Après une blessure, une intervention chirurgicale ou face à une maladie chronique, une réaction psychologique particulière peut s’installer et paralyser la guérison : la kinésiophobie. Ce terme, encore peu connu du grand public, désigne la peur excessive, irrationnelle et invalidante de bouger ou d’accomplir une activité physique, par crainte de se blesser à nouveau ou d’aggraver sa douleur.
Cette peur engendre un cercle vicieux. Pour éviter la douleur, la personne réduit ses mouvements, ce qui entraîne un déconditionnement musculaire, une raideur articulaire et, paradoxalement, une augmentation de la douleur au moindre effort. Le sport-santé s’impose aujourd’hui comme une solution thérapeutique majeure pour briser ce mécanisme et réhabiliter le mouvement en toute confiance.
Les origines du mécanisme de la kinésiophobie
La kinésiophobie n’est pas un refus de faire des efforts, mais un système de protection cérébral qui s’est déréglé. Elle repose sur le modèle d’évitement de la douleur (ou Fear-Avoidance Model) :
- L’expérience de la douleur : Une douleur aiguë ou chronique est perçue par le cerveau comme un signal de menace imminente.
- La catastrophisation : La personne anticipe le pire scénario (« si je me penche, mon dos va se bloquer définitivement »).
- L’évitement et l’hypervigilance : Pour se protéger, l’individu supprime certains gestes de son quotidien et focalise toute son attention sur la moindre sensation corporelle négative.
À long terme, le cerveau associe de manière erronée le mouvement au danger, maintenant le corps dans un état de fragilité permanente.
L’action du sport-santé pour désactiver la peur du mouvement
La prise en charge en sport-santé ne consiste pas à forcer le passage, mais à reprogrammer le système nerveux central par une approche progressive et sécurisée.

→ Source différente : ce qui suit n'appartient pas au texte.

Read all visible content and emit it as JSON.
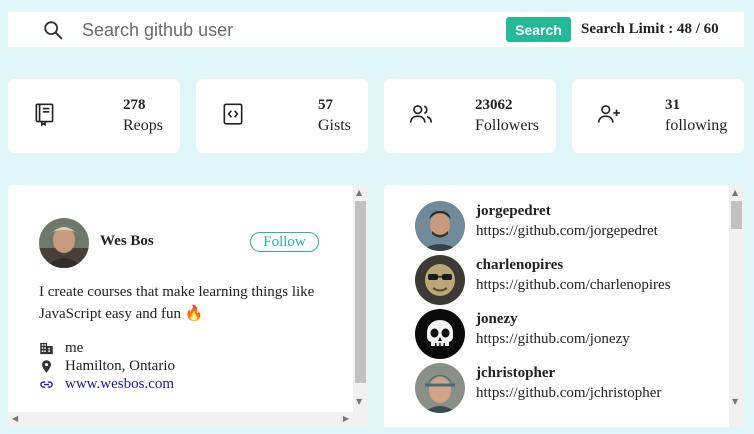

1. L’éducation thérapeutique par le mouvement
Le premier rôle du coach en sport-santé est d’expliquer la différence entre une douleur de lésion (le corps est blessé) et une douleur d’alarme (le cerveau surréagit). En comprenant que le mouvement n’est pas synonyme de destruction tissulaire, l’adhérent abaisse son niveau d’anxiété.
2. L’exposition graduée in vivo
Cette méthode consiste à réintroduire les mouvements redoutés de manière extrêmement progressive. Si ramasser un objet au sol suscite de l’angoisse, le professionnel commencera par mobiliser le bassin en position assise, puis debout avec un appui, avant d’évoluer vers le geste complet. Le cerveau enregistre ainsi de nouvelles expériences positives et sécurisantes, ce qui désactive le signal de peur.
3. La reconnexion aux sensations positives
La kinésiophobie sature l’esprit de sensations négatives. Les séances de sport-santé intègrent des exercices sollicitant la production d’endorphines et le plaisir moteur. En redécouvrant que son corps est capable de force, de souplesse et de réussite, l’adhérent change son regard sur ses propres capacités.